I expected another rejoinder at my expense. But she surprised me. "Mr. Robicheaux, be careful. Watch after Mr. Purcel, too. Under all his bluster he's a vulnerable man," she said.
At 1:04 P.M. the payphone across from Victor's Cafeteria on Main Street rang. I picked it up and didn't wait for Clete to speak. "Have you lost your mind?" I said.
"About what?" he said.
"You stole a tow truck out of a filling station. You almost burned Bobby Joe Fontenot to death in his trailer. The drawbridge in Jean-erette is still closed with the melted wreckage you left on top of it. Boat traffic is backed up ten miles."
"Oh, yeah, that,"" he replied. "Things got a little out of hand. Look, big mon "
"No, you look, Clete. Helen wants to feed you into an airplane propeller."
"She's emotional sometimes. I talked with Clotile Arceneaux. She says your phone is tapped."
"I already got that. Listen to me "
"You think the Feds are tapping a cop's phone because they're worried about an Irish button man whacking out a couple of grease balls These guys still haven't found Jimmy Hoffa. It's Merchie Flannigan and his wife they're worried about."
"You're making no sense."
"That broad's been giving you a hand job. I did some checking on Merchie's company. He's in line for some big drilling contracts in Iraq after Shrub turns it into an American colony. That means his father-in-law, what's-his-face, Castille Lejeune, is probably mixed up in it, too. The Feds are after Coll because he's about to pop somebody with a lot of juice, not because they're worried about Coll trying to kill a Catholic priest or smoking the Dellacroce brothers."
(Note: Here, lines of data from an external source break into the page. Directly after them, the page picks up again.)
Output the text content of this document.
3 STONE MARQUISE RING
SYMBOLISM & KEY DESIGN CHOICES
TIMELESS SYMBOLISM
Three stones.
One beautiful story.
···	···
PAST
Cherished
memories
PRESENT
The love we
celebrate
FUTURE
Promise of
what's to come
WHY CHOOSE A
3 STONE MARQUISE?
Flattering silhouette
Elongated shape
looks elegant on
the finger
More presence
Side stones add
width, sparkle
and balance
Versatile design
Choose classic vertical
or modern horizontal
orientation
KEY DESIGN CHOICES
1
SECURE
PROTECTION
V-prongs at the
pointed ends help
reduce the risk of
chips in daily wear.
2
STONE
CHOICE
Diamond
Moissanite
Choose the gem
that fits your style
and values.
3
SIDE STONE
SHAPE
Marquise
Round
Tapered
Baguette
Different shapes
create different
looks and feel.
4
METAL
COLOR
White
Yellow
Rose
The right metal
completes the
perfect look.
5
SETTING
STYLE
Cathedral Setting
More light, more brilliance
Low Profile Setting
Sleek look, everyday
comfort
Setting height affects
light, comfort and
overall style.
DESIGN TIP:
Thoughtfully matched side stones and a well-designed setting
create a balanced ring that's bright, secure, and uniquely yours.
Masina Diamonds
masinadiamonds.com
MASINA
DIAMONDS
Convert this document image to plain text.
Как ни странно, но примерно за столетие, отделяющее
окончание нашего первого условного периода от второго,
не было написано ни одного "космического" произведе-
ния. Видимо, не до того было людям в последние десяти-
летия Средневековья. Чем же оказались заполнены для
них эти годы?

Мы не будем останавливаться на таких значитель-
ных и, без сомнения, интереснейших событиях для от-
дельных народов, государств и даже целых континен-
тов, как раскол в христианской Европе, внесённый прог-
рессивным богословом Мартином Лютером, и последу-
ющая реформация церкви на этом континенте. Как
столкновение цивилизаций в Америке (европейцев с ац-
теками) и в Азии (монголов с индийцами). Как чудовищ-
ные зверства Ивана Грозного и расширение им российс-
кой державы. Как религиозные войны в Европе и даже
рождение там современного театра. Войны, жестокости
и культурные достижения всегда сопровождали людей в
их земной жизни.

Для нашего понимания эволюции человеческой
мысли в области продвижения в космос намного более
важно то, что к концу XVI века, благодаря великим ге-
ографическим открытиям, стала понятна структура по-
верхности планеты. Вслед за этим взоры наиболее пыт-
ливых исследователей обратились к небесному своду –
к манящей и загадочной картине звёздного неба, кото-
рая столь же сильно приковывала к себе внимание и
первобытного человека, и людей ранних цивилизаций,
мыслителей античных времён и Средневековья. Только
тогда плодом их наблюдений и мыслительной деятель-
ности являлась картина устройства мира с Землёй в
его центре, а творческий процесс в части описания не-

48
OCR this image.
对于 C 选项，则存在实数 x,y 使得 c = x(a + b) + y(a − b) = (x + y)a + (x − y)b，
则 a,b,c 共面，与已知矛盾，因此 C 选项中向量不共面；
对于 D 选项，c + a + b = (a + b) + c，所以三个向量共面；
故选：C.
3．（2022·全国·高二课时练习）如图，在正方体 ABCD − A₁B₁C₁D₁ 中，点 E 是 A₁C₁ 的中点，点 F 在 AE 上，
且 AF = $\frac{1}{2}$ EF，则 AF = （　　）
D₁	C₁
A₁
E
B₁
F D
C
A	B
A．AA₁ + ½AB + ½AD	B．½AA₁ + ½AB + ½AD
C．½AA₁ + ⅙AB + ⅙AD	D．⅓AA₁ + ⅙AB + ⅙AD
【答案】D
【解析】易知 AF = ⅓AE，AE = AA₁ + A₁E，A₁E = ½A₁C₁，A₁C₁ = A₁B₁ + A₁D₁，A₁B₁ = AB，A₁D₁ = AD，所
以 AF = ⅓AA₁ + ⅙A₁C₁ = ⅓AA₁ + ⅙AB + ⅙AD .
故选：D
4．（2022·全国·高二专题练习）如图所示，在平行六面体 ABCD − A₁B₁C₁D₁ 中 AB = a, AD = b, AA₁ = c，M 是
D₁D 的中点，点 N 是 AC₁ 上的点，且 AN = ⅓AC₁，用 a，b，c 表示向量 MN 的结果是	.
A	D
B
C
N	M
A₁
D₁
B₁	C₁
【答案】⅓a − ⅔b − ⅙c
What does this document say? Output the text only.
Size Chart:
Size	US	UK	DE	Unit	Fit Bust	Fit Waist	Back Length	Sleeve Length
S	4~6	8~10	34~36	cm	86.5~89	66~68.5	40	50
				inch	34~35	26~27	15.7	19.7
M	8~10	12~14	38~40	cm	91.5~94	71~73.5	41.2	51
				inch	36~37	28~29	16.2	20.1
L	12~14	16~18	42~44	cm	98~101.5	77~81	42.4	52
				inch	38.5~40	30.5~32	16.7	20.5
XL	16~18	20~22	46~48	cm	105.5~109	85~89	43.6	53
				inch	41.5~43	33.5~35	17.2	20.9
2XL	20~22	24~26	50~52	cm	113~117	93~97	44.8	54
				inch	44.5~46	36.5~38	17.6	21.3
It was pointless to argue with Clete. He was the best investigative cop I ever knew, his blue-collar instincts for deception and hypocrisy and flimflam always on target. But his antipathy toward Federal law enforcement agencies, particularly the FBI, was unrelenting, and at best he considered them bumbling and inept and at worst lazy and arrogant.
"Why'd you say Theodosha Flannigan was giving me a hand job?" I asked.
"She and her husband are business partners. She set you up to either get drunk or clipped, she didn't care which. Rich broads look after their money first and think about the size of your Johnson second. You think she's going to let a guy like you screw up her family's finances?"
"You really know how to say it, Cletus."
"You want to be a dildo for this broad, that's your choice. She's dirty, Streak, just like her husband and her old man."
"What are you up to?"
"I told you before, I'm going to make cripples out of the shitheads who hurt you. Get this. I saw a guy in Franklin who looks just like your description of Max Coll."
"Stay away from him, Clete."
"Lose a resource like that? By the way, what's the name of that electrician who burned down your house?"
I started to give him the name, then refused.
"That's all right. I already had a talk with him. He might be contacting your department, but don't believe anything he says."
Later, I went into Helen's office. She was on the phone, nodding, while someone on the other end talked, her eyes on mine. "All right, we'll take care of it…. I agree with you. Absolutely…. This isn't the Wild West. You got it," she said, and hung up. Her face looked scorched.